Faulty drainage of tears

  • Tears may become blocked at any point in the drainage channels.
    • The most common cause of watering eye in adults is a blockage in the tear duct just below the tear sac. This is thought to be due to a gradual narrowing of the upper end of the tear duct, perhaps caused by persistent mild inflammation.
    • Sometimes the tear duct is not blocked fully, but is too narrow to drain all the tears.
    • Less commonly there may be a blockage within the canaliculi, or the entrance to the canaliculi in the inner corner of the eye may be blocked. This may be due to inflammation or scarring.
    • Rarely, a polyp in the nose may block the tears from coming out of the tear duct.
  • Some babies are born with a tear duct which has not fully opened. This is common and usually clears within a few weeks without any treatment as the tear duct opens fully.
  • Ectropion. This is where the lower eyelid turns outward away from the eye.
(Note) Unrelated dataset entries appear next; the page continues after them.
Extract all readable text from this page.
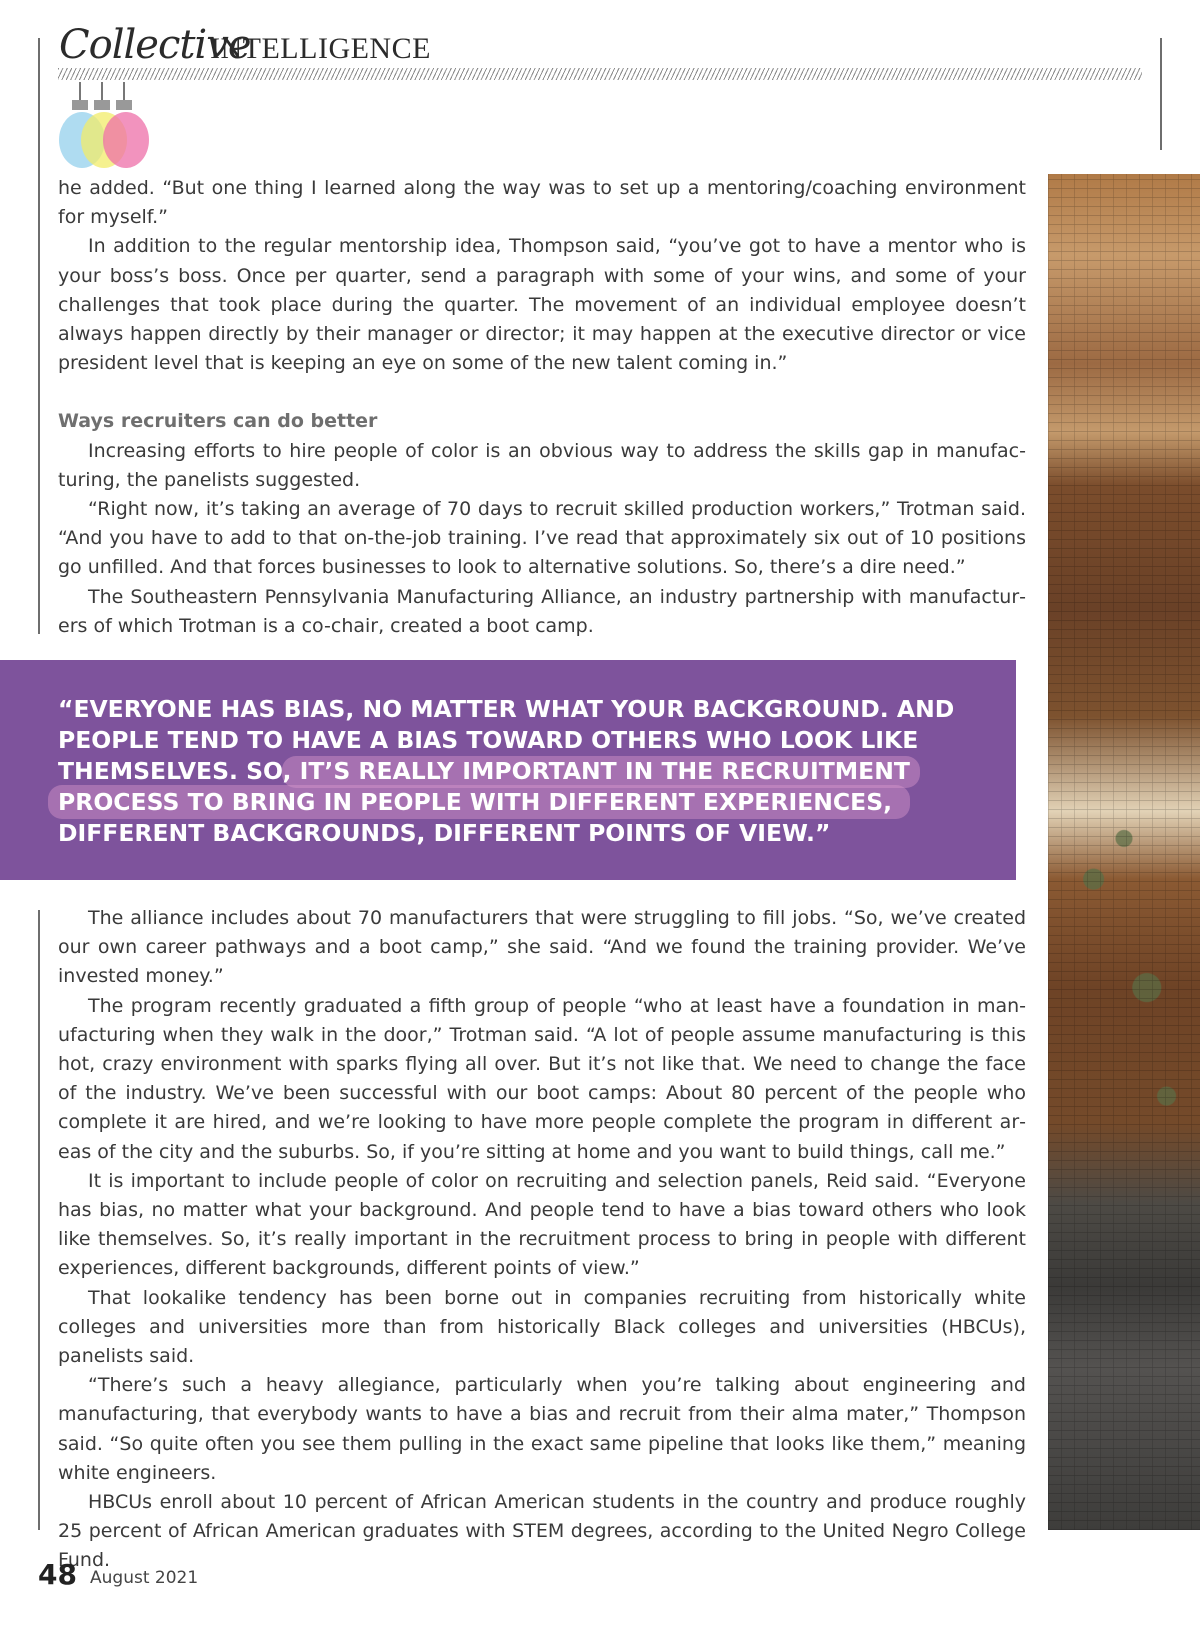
Collective
INTELLIGENCE

he added. “But one thing I learned along the way was to set up a mentoring/coaching environment for myself.”

In addition to the regular mentorship idea, Thompson said, “you’ve got to have a mentor who is your boss’s boss. Once per quarter, send a paragraph with some of your wins, and some of your challenges that took place during the quarter. The movement of an individual employee doesn’t always happen directly by their manager or director; it may happen at the executive director or vice president level that is keeping an eye on some of the new talent coming in.”

Ways recruiters can do better

Increasing efforts to hire people of color is an obvious way to address the skills gap in manufacturing, the panelists suggested.

“Right now, it’s taking an average of 70 days to recruit skilled production workers,” Trotman said. “And you have to add to that on-the-job training. I’ve read that approximately six out of 10 positions go unfilled. And that forces businesses to look to alternative solutions. So, there’s a dire need.”

The Southeastern Pennsylvania Manufacturing Alliance, an industry partnership with manufacturers of which Trotman is a co-chair, created a boot camp.

“EVERYONE HAS BIAS, NO MATTER WHAT YOUR BACKGROUND. AND PEOPLE TEND TO HAVE A BIAS TOWARD OTHERS WHO LOOK LIKE THEMSELVES. SO, IT’S REALLY IMPORTANT IN THE RECRUITMENT PROCESS TO BRING IN PEOPLE WITH DIFFERENT EXPERIENCES, DIFFERENT BACKGROUNDS, DIFFERENT POINTS OF VIEW.”

The alliance includes about 70 manufacturers that were struggling to fill jobs. “So, we’ve created our own career pathways and a boot camp,” she said. “And we found the training provider. We’ve invested money.”

The program recently graduated a fifth group of people “who at least have a foundation in manufacturing when they walk in the door,” Trotman said. “A lot of people assume manufacturing is this hot, crazy environment with sparks flying all over. But it’s not like that. We need to change the face of the industry. We’ve been successful with our boot camps: About 80 percent of the people who complete it are hired, and we’re looking to have more people complete the program in different areas of the city and the suburbs. So, if you’re sitting at home and you want to build things, call me.”

It is important to include people of color on recruiting and selection panels, Reid said. “Everyone has bias, no matter what your background. And people tend to have a bias toward others who look like themselves. So, it’s really important in the recruitment process to bring in people with different experiences, different backgrounds, different points of view.”

That lookalike tendency has been borne out in companies recruiting from historically white colleges and universities more than from historically Black colleges and universities (HBCUs), panelists said.

“There’s such a heavy allegiance, particularly when you’re talking about engineering and manufacturing, that everybody wants to have a bias and recruit from their alma mater,” Thompson said. “So quite often you see them pulling in the exact same pipeline that looks like them,” meaning white engineers.

HBCUs enroll about 10 percent of African American students in the country and produce roughly 25 percent of African American graduates with STEM degrees, according to the United Negro College Fund.

48 August 2021
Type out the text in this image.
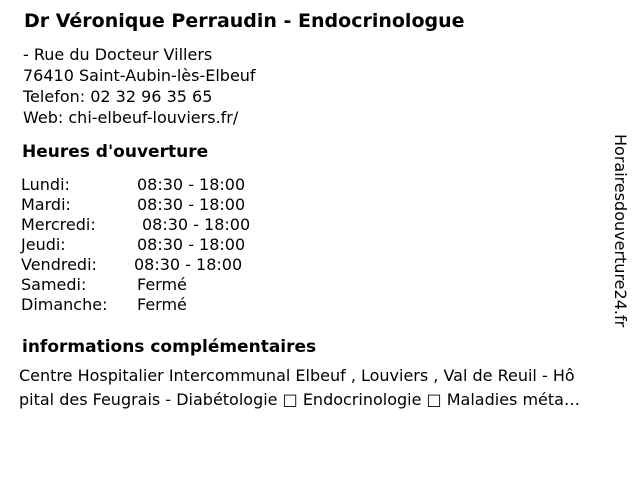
Dr Véronique Perraudin - Endocrinologue
- Rue du Docteur Villers
76410 Saint-Aubin-lès-Elbeuf
Telefon: 02 32 96 35 65
Web: chi-elbeuf-louviers.fr/
Heures d'ouverture
Lundi:	08:30 - 18:00
Mardi:	08:30 - 18:00
Mercredi:	08:30 - 18:00
Jeudi:	08:30 - 18:00
Vendredi:	08:30 - 18:00
Samedi:	Fermé
Dimanche:	Fermé
informations complémentaires
Centre Hospitalier Intercommunal Elbeuf , Louviers , Val de Reuil - Hô
pital des Feugrais - Diabétologie □ Endocrinologie □ Maladies méta…
Horairesdouverture24.fr
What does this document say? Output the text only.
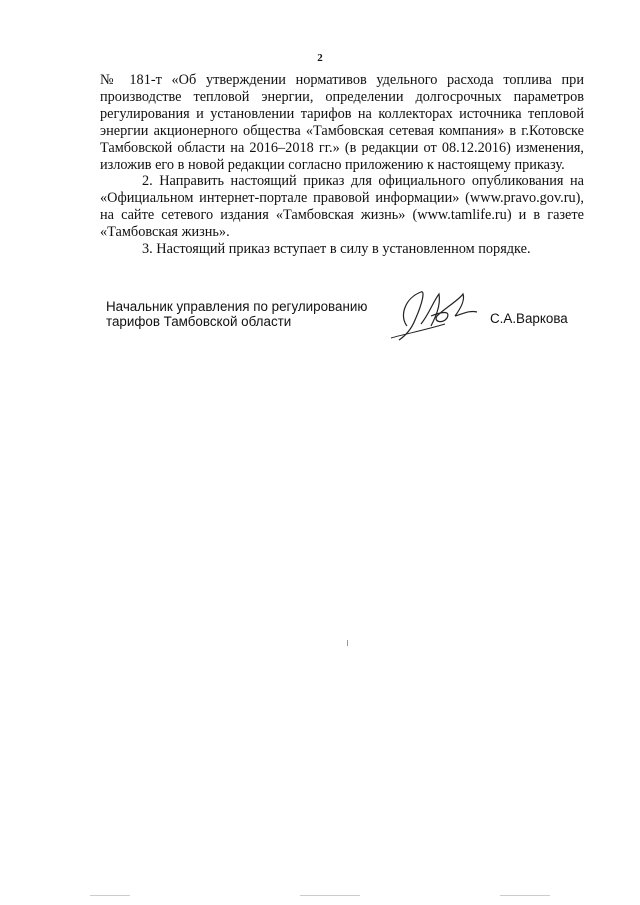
2

№ 181-т «Об утверждении нормативов удельного расхода топлива при производстве тепловой энергии, определении долгосрочных параметров регулирования и установлении тарифов на коллекторах источника тепловой энергии акционерного общества «Тамбовская сетевая компания» в г.Котовске Тамбовской области на 2016–2018 гг.» (в редакции от 08.12.2016) изменения, изложив его в новой редакции согласно приложению к настоящему приказу.

2. Направить настоящий приказ для официального опубликования на «Официальном интернет-портале правовой информации» (www.pravo.gov.ru), на сайте сетевого издания «Тамбовская жизнь» (www.tamlife.ru) и в газете «Тамбовская жизнь».

3. Настоящий приказ вступает в силу в установленном порядке.

Начальник управления по регулированию
тарифов Тамбовской области	С.А.Варкова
The ectropion may cause tears to roll off the bottom of the eyelid rather than drain down the canaliculi to the tear sac.



Treatment / management:  

Treating eye irritation
Quite often the cause can be treated.

  • Eyelashes irritating the front of the eye (entropion) can be removed.
  • Conjunctivitis can usually be treated with drops.
  • Pieces of grit, etc, can be removed

Treating tear drainage problems

  • Ectropion can usually be treated with a minor operation to the lower eyelid.
  • Babies with watery eyes usually ‘grow out of it’ with no treatment.
  • Blockage of the channels in adults.
    • You may not need treatment if the watering is mild or does not bother you much.
    • A blocked tear duct can be treated with an operation. The usual operation is called DCR (dacrocystorhinostomy) where a new channel is made from the tear sac to the inside of the nose. Tears then bypass any blockage further down the tear duct.
    • A narrowed canaliculi which is not fully blocked may be widened by pushing in a probe. However, if it is completely blocked an operation is an option to drain the tears into the nose.